Wednesday, January 7, 2009

Roller Coaster Ride

Courtesy of Jim Dunstan, chair of Azon USA

It is hard to know where to begin. Without question, 2008 has been one wild roller coaster ride. Early last year, during an Azon management committee meeting, I raised words of caution for the months to come, in the face of the almost daily bad news from economists. I do not normally exhibit pessimism, but my last message in the Spring 2008 edition of the Azon newsletter I stated, “These present times seem to challenge America unlike those we have had to deal with in the past.” I marvel at the self-appointed financial pundits who take credit for predicting a worldwide economic depression like that of the 1930s.

Few readers of this newsletter share the privilege with me of knowing first-hand what it had been like during the Great Depression. I am a true and bona fide Depression-era witness. As a five-year-old Depression-baby, I recall the election of President Franklin D. Roosevelt. During that time, soup kitchens and breadlines were everywhere, banks failed and the unemployment rate was at 25%.

Fast-forward 50 years to the 1980s when during the Carter presidency the rate of inflation rose to 13.5%. In December 1980 the prime rate of interest hit nearly 22% – the highest rate in U.S. history. Moreover, the jobless rate had reached double digits by 1982.

Another Fast-forward to 2008

Let us observe (on the roller coaster ride late in 2008) the current rate of inflation that is now declining due to falling oil prices, with reasonably low interest rates for those who can borrow and, at last report, non-farm unemployment is at 6.5%, but expected to rise.

U.S. Treasury Secretary Henry Paulson has announced a change in the direction from the bailout of the U.S. financial system—the $700 billion, Troubled Asset Relief Program (TARP) to a stimulus package to bolster the credit market. My sense is that The Fed is waiting for the other shoe to drop—huge defaults in credit card debt. Americans live in a non–cash economy. Anyone who doubts this need only to stand in line at the checkout counter to witness people swiping plastic cards for basic needs, the costs of which credit card companies take a percentage of. The credit card companies are very much in the grocery market business without owning a store.

The American auto business is on life support. My personal feeling, with all the proposed bailout money that is being talked about, The Big Three — Ford, General Motors and Chrysler—will go the way of big steel and will not survive. It is a sad assessment on my part, but an assessment long in coming—the American car companies have lost money for years. The jump in the cost of imported oil to over $145 a barrel rang the death knell for an industry that made its money off the gas-guzzling pick-up trucks and SUVs. The talk of propping up the car companies with bailouts from the Treasury has a lot of support from politicians beholding to labor unions. Money from the government to bailout The Big Three will not be enough to fix the systemic ills of overcapacity—too many assembly plants—products that don’t appeal to car buyers, and the really big one, legacy obligations pushed through years ago in collective bargaining contracts to a growing number of retirees. The costs of these obligations provide huge advantages to foreign car companies who also build autos in the United States. I do not speak to the merit of these issues, from my viewpoint “What is—is.”

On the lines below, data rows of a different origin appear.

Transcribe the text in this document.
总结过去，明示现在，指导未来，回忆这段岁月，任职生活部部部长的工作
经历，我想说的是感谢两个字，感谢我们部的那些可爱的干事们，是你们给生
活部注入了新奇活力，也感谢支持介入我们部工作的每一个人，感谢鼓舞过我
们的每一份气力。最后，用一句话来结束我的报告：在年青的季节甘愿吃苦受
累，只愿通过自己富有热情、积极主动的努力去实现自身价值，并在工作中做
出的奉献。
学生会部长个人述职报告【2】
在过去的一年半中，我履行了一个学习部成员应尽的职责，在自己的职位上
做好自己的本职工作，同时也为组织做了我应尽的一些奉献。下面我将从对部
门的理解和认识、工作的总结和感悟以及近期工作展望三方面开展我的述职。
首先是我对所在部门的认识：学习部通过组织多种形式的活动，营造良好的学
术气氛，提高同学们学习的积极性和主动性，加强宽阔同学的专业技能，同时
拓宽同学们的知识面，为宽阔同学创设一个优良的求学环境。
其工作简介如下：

Now that we are recovering from the election campaign fatigue, we can look for a turnaround in an economy that is bottoming out. Yesterday evening I filled up at the gas pump for $20 dollars less than just a few months ago. What has happened? Earlier in the year when the price of oil reached its apex, I raised some eyebrows when I predicted oil would be $80 a barrel by fall. However, oil is at $55 a barrel and still dropping. The hype is over. The speculators have walked away with the money, and the true basics come back into play: availability, the cost of production and supply and demand. Since the days of the oil embargo of the early 1970s, the voices for becoming energy independent have only been muted by the American’s love of cars. Every down turn in the global economy for over the past three decades has coincided with the price of oil—affecting everything we purchase.

Twisting and Turning for 2009

We will solve the energy problems; we will adjust our model for providing good paying jobs in a global economy that has shifted labor intensive manufacturing too regions with lower cost workers.

Azon surely is not untouched by the vagaries of an undulating economy. If anything, we enjoy the benefits for being in the right place with the right products.

Years ago my mentor, the late Sam Rich, founder and president of Acorn Building Components, the person most responsible for demonstrating the commercial success for the Azon technology, said to me, “We are not just building windows we are contributing to a basic human need—shelter.”

It is enduring business for us who labor at Azon. We are proud of the contribution we make in that very basic human need— providing comfort and energy savings in buildings.